Thomas Legrand, évincé de la grille de France Inter, appelle les rédactions à résister aux « campagnes extérieures »
Le journaliste Thomas Legrand, dont l'émission a été retirée de la grille de rentrée de France Inter, a appelé les directions de rédactions à faire preuve de « plus de courage » face aux pressions extérieures, lors de son audition devant la commission d'enquête parlementaire sur l'audiovisuel public.

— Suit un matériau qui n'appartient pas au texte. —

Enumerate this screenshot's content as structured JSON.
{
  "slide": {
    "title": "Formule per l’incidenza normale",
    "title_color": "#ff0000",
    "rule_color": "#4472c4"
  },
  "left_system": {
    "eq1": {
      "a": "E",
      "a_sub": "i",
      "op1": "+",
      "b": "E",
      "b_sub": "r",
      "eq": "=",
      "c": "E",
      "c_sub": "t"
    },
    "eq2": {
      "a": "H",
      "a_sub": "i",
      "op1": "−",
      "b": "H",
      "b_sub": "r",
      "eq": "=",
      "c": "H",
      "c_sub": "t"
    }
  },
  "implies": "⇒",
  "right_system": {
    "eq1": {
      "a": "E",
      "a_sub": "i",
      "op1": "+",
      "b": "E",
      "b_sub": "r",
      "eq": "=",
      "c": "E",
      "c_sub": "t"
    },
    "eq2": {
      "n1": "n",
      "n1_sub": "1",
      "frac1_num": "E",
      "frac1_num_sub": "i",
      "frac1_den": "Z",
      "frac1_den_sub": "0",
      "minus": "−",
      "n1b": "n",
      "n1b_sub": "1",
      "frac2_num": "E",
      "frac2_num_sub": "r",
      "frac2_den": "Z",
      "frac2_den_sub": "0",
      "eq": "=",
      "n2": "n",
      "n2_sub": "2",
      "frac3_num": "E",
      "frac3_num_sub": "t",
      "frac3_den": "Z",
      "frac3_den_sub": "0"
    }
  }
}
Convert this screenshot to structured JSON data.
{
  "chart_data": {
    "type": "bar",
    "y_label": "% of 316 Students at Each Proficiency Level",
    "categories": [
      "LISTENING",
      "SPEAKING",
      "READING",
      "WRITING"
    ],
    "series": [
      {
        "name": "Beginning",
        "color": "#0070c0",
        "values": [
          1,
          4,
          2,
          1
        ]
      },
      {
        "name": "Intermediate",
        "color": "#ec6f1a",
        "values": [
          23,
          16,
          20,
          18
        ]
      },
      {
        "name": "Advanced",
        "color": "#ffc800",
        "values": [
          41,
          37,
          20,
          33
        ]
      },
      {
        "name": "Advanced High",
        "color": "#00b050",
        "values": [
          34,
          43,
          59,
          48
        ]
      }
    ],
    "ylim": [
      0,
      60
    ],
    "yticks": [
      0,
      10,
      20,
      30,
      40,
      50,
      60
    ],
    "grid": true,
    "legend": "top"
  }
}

Le journaliste politique Thomas Legrand a lancé un appel solennel aux directions de rédactions françaises, les invitant à être « plus courageuses » face aux « campagnes extérieures » qui menacent l'indépendance des médias. Cette déclaration intervient alors que l'ancien éditorialiste de France Inter a été exclu de la grille de rentrée de la station publique, une décision qui suscite un vif débat sur la liberté éditoriale au sein de l'audiovisuel public.
Lors de son audition devant la commission d'enquête parlementaire sur l'audiovisuel public, qui s'est tenue à l'Assemblée nationale à Paris le 18 décembre 2025, Thomas Legrand a estimé que les rédactions doivent accepter le coût de leur indépendance. « Une rédaction prouve son indépendance lorsqu'elle en accepte le coût », a-t-il notamment déclaré, dans des propos rapportés par Le Monde. Selon lui, les pressions ne viennent pas uniquement de l'intérieur des rédactions mais aussi de l'extérieur, sous forme de campagnes organisées visant à discréditer certains journalistes ou à influencer les choix éditoriaux.
L'éviction de Thomas Legrand de la grille de rentrée de France Inter a été officialisée à la fin de l'été 2026, marquant la fin d'une collaboration de longue durée entre le journaliste et la station publique. Cette décision a été perçue par de nombreux observateurs comme un signal inquiétant pour le pluralisme et l'indépendance du service public audiovisuel, dans un contexte où les rédactions sont de plus en plus exposées à des pressions politiques, économiques et médiatiques.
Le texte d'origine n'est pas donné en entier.